2) relevant specific search functions in Pubmed include [PT] publication type items “Retracted Publication”[pt] and “Retraction of Publication”[pt] See their definitions in http://www.nlm.nih.gov/mesh/pubtypes.html
http://www.ncbi.nlm.nih.gov/pubmed/?term=Retracted+Publication[pt]
gets 3381 hits today and
http://www.ncbi.nlm.nih.gov/pubmed/?term=Retraction+of+Publication%5Bpt%5D
gets 4077 hits..

3)>”Retraction of Publication as Topic”:
>Authors’ withdrawal or disavowal of their participation in performing research or writing the results of their study.

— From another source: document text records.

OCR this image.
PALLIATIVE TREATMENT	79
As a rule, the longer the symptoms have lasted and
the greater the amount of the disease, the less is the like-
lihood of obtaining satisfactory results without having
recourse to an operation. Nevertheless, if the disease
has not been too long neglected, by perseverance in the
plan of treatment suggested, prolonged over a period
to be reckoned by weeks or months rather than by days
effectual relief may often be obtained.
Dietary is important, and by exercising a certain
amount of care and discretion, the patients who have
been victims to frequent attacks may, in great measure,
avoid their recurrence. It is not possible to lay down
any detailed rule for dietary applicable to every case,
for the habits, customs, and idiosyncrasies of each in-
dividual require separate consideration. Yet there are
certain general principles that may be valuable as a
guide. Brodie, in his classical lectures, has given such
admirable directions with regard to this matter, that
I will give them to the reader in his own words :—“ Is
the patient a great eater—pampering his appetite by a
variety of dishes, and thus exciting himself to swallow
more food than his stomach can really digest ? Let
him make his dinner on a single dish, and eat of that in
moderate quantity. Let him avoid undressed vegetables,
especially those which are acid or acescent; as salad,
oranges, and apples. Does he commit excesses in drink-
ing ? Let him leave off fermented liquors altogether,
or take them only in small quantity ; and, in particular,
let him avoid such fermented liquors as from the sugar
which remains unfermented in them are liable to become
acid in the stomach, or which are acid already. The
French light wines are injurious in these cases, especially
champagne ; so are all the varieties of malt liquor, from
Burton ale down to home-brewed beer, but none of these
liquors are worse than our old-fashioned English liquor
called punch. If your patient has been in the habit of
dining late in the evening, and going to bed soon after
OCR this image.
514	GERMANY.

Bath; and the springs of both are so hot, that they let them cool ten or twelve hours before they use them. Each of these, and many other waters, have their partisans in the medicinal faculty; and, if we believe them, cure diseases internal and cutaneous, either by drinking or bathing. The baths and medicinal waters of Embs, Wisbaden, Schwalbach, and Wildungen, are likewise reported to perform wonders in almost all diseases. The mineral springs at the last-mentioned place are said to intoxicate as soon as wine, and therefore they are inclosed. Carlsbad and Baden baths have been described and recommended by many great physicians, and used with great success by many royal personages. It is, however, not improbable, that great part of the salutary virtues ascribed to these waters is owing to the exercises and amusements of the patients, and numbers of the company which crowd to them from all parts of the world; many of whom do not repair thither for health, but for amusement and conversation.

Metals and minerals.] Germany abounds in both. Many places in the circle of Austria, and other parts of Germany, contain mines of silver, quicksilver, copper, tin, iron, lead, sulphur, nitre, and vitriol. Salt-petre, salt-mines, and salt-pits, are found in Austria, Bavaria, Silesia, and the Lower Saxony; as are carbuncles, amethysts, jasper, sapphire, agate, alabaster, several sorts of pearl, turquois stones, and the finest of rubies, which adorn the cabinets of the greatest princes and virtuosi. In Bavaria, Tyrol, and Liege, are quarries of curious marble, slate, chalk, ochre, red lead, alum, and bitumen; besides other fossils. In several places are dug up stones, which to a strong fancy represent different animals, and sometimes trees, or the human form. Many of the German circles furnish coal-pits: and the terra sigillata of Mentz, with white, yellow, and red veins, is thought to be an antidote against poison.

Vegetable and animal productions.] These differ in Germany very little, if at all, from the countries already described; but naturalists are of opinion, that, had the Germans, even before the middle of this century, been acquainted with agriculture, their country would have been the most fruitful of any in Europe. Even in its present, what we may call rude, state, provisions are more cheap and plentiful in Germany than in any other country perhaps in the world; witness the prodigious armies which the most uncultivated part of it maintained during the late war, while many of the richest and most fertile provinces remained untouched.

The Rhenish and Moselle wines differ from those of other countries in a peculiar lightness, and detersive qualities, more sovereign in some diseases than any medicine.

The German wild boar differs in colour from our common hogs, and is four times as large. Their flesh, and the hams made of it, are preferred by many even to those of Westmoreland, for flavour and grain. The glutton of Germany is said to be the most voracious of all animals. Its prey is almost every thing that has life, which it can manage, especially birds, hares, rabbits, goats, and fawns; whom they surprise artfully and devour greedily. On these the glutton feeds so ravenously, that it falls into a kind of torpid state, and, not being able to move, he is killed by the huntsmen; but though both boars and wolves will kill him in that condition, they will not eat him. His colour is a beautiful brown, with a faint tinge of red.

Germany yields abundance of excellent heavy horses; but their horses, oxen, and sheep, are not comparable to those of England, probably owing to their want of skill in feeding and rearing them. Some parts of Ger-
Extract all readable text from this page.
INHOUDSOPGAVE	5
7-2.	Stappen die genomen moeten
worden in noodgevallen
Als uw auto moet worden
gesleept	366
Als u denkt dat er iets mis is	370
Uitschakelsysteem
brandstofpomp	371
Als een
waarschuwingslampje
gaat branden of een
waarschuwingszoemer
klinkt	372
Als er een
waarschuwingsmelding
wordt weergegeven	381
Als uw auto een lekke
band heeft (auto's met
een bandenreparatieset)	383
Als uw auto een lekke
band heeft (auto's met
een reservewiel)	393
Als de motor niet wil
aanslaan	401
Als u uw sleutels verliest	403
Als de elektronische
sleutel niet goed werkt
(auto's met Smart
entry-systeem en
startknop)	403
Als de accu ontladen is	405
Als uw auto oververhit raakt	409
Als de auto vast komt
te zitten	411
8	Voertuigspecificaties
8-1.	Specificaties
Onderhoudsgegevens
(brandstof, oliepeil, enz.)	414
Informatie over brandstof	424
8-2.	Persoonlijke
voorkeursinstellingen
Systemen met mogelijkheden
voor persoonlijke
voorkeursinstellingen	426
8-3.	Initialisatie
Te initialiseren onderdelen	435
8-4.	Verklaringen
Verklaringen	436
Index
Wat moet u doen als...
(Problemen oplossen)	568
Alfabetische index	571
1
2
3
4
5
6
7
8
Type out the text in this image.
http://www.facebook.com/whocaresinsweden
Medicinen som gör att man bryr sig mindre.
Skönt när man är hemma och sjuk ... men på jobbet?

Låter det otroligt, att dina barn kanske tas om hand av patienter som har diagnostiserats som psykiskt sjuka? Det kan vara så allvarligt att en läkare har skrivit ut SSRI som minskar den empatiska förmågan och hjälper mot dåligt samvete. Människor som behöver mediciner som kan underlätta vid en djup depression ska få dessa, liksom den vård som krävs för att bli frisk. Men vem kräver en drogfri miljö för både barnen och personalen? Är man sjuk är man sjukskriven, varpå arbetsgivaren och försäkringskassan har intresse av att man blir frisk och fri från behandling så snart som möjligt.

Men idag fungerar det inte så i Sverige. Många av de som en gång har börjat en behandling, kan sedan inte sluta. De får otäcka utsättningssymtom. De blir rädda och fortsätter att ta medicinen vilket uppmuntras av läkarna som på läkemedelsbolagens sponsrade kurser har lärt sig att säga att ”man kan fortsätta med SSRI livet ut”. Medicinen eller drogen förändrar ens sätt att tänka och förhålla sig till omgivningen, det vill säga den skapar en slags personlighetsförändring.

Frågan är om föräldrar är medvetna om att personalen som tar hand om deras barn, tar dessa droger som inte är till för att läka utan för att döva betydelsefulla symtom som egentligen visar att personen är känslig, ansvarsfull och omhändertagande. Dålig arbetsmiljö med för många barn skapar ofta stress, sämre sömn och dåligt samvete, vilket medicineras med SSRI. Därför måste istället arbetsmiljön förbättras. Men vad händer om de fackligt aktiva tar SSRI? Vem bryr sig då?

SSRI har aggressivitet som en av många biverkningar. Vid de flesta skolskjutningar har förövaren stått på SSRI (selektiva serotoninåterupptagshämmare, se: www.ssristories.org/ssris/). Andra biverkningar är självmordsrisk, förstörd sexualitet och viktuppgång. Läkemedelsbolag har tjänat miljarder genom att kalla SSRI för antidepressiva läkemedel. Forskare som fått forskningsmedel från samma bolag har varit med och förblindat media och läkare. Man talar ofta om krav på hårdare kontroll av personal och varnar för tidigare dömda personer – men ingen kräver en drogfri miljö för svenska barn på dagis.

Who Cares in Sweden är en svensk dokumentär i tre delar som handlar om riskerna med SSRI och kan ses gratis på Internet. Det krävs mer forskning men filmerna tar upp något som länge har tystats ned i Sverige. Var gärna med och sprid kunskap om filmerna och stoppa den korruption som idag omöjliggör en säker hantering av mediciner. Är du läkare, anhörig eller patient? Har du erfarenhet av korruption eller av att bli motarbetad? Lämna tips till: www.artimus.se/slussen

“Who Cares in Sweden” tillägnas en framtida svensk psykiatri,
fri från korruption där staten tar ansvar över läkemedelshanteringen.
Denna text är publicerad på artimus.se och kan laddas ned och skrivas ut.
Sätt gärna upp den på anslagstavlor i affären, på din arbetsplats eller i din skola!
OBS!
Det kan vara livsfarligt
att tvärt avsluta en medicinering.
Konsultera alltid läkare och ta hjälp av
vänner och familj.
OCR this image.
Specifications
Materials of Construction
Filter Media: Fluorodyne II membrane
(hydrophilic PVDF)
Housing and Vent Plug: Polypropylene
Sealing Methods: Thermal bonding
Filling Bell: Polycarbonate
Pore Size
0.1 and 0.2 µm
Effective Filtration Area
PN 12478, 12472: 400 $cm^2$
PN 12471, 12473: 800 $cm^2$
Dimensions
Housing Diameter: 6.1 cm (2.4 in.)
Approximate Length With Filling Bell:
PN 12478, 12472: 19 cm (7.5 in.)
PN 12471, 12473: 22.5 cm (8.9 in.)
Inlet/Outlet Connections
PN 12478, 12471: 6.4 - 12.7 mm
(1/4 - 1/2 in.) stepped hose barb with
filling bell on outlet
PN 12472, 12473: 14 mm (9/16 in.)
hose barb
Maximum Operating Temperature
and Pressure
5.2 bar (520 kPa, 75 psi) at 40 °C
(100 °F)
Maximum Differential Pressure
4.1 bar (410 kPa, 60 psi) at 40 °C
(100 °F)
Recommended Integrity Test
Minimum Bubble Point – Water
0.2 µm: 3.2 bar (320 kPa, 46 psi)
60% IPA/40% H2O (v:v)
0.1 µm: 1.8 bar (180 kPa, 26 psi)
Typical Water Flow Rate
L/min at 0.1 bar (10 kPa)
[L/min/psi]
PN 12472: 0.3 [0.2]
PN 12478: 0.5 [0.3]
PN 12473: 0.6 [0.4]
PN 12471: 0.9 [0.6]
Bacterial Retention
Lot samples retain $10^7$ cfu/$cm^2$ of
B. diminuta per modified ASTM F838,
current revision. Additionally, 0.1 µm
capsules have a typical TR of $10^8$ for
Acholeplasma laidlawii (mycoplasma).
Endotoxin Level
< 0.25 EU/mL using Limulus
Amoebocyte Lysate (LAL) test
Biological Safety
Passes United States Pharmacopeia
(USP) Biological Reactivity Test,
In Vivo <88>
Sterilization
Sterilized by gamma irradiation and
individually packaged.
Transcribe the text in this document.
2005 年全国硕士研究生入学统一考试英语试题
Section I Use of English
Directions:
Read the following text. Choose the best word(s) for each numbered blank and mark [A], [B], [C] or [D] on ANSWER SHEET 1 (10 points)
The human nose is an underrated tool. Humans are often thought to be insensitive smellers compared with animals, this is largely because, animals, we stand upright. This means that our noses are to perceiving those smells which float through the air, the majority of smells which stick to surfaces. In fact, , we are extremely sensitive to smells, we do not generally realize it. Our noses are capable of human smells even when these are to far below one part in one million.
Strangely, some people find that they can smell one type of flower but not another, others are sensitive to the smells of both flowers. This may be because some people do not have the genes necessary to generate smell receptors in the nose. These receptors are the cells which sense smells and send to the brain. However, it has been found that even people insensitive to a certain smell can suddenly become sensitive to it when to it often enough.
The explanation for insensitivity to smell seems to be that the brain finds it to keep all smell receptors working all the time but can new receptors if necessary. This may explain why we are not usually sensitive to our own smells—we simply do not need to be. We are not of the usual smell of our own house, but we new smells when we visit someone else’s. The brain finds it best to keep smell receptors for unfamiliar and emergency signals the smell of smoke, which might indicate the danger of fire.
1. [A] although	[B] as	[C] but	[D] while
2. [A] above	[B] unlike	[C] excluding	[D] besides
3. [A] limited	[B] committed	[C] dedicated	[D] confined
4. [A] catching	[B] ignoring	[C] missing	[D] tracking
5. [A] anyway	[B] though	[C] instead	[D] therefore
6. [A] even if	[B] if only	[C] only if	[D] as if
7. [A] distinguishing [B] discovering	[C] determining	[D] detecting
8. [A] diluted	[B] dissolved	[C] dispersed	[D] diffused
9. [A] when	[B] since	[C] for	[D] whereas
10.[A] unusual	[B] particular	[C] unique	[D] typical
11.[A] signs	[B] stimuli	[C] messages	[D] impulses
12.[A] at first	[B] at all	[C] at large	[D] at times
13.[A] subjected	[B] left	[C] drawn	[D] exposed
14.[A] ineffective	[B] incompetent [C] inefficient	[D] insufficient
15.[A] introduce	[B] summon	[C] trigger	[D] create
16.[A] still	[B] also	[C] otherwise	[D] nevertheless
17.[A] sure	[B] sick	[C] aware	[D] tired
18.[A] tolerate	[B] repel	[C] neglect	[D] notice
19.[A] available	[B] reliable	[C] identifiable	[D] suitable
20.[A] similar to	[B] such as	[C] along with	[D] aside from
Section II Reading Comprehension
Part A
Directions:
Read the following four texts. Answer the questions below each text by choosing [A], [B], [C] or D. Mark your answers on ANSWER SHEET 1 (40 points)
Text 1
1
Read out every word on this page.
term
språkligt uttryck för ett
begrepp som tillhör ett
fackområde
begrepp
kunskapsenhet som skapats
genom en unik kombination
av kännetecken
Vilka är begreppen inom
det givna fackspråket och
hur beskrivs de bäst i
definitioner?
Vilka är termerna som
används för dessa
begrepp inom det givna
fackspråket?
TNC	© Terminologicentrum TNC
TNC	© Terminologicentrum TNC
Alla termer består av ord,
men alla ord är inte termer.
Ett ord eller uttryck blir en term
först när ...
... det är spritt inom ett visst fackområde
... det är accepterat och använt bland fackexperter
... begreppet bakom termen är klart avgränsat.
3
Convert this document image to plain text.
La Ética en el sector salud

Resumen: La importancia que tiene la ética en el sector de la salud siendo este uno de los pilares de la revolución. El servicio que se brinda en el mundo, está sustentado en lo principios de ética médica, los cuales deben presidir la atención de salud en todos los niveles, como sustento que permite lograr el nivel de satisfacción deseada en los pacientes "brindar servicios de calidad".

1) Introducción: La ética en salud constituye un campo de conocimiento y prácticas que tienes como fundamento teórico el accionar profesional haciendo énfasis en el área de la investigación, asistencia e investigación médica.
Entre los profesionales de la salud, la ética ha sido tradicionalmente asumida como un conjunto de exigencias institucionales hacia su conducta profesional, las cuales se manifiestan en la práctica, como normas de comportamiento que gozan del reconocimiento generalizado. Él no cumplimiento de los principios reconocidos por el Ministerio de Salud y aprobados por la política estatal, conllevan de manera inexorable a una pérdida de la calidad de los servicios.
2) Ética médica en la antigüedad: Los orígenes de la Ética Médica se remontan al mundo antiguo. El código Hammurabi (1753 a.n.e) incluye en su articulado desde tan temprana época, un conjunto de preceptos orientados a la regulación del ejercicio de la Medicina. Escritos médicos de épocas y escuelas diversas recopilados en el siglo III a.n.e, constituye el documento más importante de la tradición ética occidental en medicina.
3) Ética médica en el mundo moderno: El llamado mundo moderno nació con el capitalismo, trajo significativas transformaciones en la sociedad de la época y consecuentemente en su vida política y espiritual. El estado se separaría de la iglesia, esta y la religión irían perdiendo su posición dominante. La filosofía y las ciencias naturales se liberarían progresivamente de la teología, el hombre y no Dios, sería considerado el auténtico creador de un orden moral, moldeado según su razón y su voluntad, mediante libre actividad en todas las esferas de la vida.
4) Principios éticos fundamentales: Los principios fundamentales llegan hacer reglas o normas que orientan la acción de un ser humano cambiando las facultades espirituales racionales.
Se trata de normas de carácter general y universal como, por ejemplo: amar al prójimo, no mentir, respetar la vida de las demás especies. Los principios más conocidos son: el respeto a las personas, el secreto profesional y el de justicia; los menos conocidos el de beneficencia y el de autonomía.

Year introduced: 2008(1984)
http://www.ncbi.nlm.nih.gov/mesh?term=%22Retraction+of+Publication+as+Topic
Or http://www.ncbi.nlm.nih.gov/mesh/68012180
On this subject there is a MeSH, a keyword, as indexed to pubmed records on the subject or books in the catalog etc… the Medical Subject Heading, MeSH database definition
Major MeSH search gets 321 hits from 1986 to Apr 2015..
http://www.ncbi.nlm.nih.gov/pubmed?term=%22Retraction+of+Publication+as+Topic%22[MAJR]

4.) Note a free text search on title word “Retraction”[ti] retrieves more recent records as the MeSH keywords are not automatically indexed but entered by librarians after a week or several months after the record. (See the EDAT, CRDT and the MHDA date fields in the “Medline” (all fields) display format.)

Of course you can run the pubmed searches as automatic alerts to your email via your own MyNCBI (Pubmed’s free personal storage customization feature) http://www.ncbi.nlm.nih.gov/myncbi/

Extra for anyone uninitiated into the google web search help
http://www.google.com/advanced_search
https://www.google.com/alerts
https://support.google.com/websearch

BTW what is the CCS line on old school library reference desk librarian? (info support is just small part of edifice. It's how the knowledge users use information resources that matters.)